Effect size of 1p36 loss association with tumour dissemination
| Alteration 1p36.11-21 | Absolute loss | Relative loss |
|---|---|---|
| OR stage II-IV | 4.5 (1.1-25.9) | 5.5 (1.6-24.5) |
| OR stage II | 4.4 (0.3-262) | 6.5 (0.5-368) |
| OR stage III | 3.6 (0.6-40.3) | 3.3 (0.7-22.5) |
| OR stage II-III | 4.0 (0.9-25.1) | 4.3 (1.13-20.5) |
| OR stage II-III no chemotherapy | 8.0 (0.9-393) | 9.7 (1.1-472) |
| OR TCGA | 4.1 (1.0-25.1) | 2.8 (0.8-11.6) |
| Total frequency | 17% | 30% |
Figure 2Relative loss on 1p36. A) Frequency of relative loss (<67% of individual sample average copy number) on 1p36 when comparing disseminated (metastatic SII-IV) and non-disseminated (SII-III) colon cancer, MSI excluded. High difference in frequency extended through 1p36.11-21 and included multiple cancer-related genes. B) TCGA validation set. Frequency of relative loss on 1p36, comparing stage IV cases with cases non-metastatic at diagnosis and with long-term survival. C) Total frequencies of relative loss were very similar in the current study and the TCGA validation set. Focal deletion of RHD (1p36.11) is a common germline polymorphism, likely not associated with the cancer.
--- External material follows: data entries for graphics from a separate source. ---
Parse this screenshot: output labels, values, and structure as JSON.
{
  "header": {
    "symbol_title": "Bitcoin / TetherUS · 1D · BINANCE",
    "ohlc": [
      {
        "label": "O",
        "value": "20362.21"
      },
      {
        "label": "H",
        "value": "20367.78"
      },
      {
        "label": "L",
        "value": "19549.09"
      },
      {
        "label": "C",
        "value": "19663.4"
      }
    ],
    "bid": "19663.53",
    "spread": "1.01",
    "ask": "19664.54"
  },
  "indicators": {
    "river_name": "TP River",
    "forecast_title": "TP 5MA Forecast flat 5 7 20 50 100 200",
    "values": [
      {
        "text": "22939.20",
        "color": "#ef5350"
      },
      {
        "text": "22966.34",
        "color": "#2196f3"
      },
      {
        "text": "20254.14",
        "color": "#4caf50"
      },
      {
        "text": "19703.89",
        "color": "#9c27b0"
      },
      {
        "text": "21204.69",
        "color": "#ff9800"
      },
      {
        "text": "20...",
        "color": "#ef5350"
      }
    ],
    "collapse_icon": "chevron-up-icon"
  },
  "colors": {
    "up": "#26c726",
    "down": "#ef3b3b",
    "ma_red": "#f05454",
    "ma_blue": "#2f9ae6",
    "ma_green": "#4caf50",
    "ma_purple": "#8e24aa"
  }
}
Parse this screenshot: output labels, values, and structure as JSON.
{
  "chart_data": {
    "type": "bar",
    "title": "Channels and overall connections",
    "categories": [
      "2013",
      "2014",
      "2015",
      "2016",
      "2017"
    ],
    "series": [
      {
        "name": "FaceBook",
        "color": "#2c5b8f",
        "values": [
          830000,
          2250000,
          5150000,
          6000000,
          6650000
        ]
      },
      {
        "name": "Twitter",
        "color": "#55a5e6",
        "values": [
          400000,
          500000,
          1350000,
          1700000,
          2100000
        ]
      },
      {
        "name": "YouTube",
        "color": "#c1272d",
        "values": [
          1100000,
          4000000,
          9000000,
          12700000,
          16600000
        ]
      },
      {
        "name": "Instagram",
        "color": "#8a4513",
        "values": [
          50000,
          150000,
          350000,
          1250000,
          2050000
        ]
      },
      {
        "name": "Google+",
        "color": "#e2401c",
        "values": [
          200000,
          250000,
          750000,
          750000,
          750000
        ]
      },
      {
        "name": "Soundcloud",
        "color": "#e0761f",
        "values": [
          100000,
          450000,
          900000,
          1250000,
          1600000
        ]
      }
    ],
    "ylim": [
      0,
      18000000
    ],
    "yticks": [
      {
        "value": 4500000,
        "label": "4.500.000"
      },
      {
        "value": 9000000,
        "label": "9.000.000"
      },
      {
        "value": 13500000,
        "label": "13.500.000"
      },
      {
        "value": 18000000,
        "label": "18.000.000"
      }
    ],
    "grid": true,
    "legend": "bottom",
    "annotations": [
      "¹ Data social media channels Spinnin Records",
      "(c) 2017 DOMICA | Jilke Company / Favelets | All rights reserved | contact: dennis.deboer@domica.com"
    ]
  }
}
Figure 3Whole genome duplication. Scatter plots of whole genome duplication (WGD) score and average ploidy indicate strong correlation between hyperploidy and evidence of genome duplication, neither of which associated with tumour dissemination or relative loss of 1p36. Absolute loss of 1p36 (which is also counted as relative loss) was almost exclusive to near-diploid genomes. The histograms show bi-modal distributions for the WGD score, which suggests two groups of samples; one having undergone WGD and the other not. A) Samples of the current study (MSS, 92) with tumour dissemination (metastatic disease) in blue. B) TCGA validation samples (MSS/CIN, 252), metastatic at diagnosis in blue and with no metastasis at diagnosis and long-term survival in black.